When coronavirus took hold last year, thousands of people sleeping rough were helped off the streets under the “Everyone In” campaign, undoubtedly saving lives. Extra funding and extraordinary efforts by the government, councils and charities meant 37,000 people were found a bed – some in hotels or B&Bs, others in hostels.
But you can’t end homelessness with a temporary bed – that requires a lasting home. Somewhere you can afford to stay for more than a few months. Somewhere that is safe and where you can get the support you need.
“Everyone In” protected people at a crucial time, but its success can never be sustained while councils remain paralysed by the desperate shortage of permanent homes. This was already the case before “Everyone In”, and it’s even more the case now.
When hotels started to re-open, the government asked councils to move people on to more sustainable accommodation. So, just over a year on, have councils succeeded?
The good news is that an estimated 8,600 people who were initially helped (23 per cent) have moved into “settled accommodation” – somewhere they can stay for at least six months. This is a major achievement.
But what about the rest? Despite the efforts made, our new FOI data shows that over three quarters – an estimated 29,000 people – haven’t moved into a settled home. More than one in five (22 per cent) were still living in emergency hostels or B&Bs, facing an uncertain future. And nearly 9,000 people were no longer being accommodated at all. Worryingly they may well have returned to a dangerous life on the streets.
Social housing used to provide secure homes with low rents for those needing them most. People could settle, they could put down roots, get a better education or a better job, safe in the knowledge they wouldn’t have to leave. But in recent decades government budgets for social housing have been slashed – and we’ve all but stopped building these life-saving homes. We now demolish or sell more social homes than we build each year.
In the absence of social housing, private renting or insecure sofa-surfing arrangements are what many people on low incomes have been forced to rely on. But private rents have risen, and tenancies have become less secure as demand has surged. The private market simply cannot – and will never – provide the homes we need.
Against this backdrop, it’s not hard to see why councils have struggled to find homes for the people brought in under “Everyone In”. Councils are facing impossible decisions on who gets a home and who doesn’t. Even before the pandemic, there were over a million households on social housing waiting lists in England. The shortage of homes has become so bad that most people don’t have a chance.
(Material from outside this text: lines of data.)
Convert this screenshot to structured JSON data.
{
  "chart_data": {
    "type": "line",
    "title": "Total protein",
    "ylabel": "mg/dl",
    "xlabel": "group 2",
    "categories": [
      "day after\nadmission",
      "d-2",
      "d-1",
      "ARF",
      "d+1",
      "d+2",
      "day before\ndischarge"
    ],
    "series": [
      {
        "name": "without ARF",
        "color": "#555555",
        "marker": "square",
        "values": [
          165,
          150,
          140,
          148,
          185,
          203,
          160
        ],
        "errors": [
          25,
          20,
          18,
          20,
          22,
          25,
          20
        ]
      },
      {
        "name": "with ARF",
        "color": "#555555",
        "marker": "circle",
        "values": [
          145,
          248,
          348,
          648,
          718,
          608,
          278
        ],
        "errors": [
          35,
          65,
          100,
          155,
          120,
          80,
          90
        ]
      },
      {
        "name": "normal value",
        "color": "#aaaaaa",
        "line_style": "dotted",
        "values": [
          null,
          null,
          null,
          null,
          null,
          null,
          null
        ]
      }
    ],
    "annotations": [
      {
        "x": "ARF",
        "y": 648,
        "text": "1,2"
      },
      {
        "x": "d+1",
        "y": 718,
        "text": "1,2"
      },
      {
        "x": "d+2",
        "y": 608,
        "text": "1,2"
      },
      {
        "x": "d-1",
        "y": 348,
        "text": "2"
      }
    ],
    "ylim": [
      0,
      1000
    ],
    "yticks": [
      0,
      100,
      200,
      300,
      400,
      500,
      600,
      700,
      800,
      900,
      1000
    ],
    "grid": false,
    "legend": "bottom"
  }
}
Thousands of the people helped off the streets over the past year have sadly ended up stuck in limbo in emergency accommodation, not knowing when they’ll be asked to move on. And with the extra funding now running out and councils returning to business as usual, many people will be forced back out on the streets.
Not only is the lack of genuinely affordable social homes undermining attempts to give those temporarily accommodated during the pandemic a permanent home – it’s also the reason that so many people are tipped into homelessness in the first place.
The government has committed itself to ending rough sleeping by 2024. If that ambition is to become a reality, it is going to need a proper plan to build the homes we need and the money to back it up. Otherwise, I’m afraid the cycle of street homelessness will only continue, and we will slide back to pre-pandemic levels.
The past 17 months have shown us what can be done if there’s enough political will. Getting thousands in off the streets was a crucial first step. Now they need somewhere to live.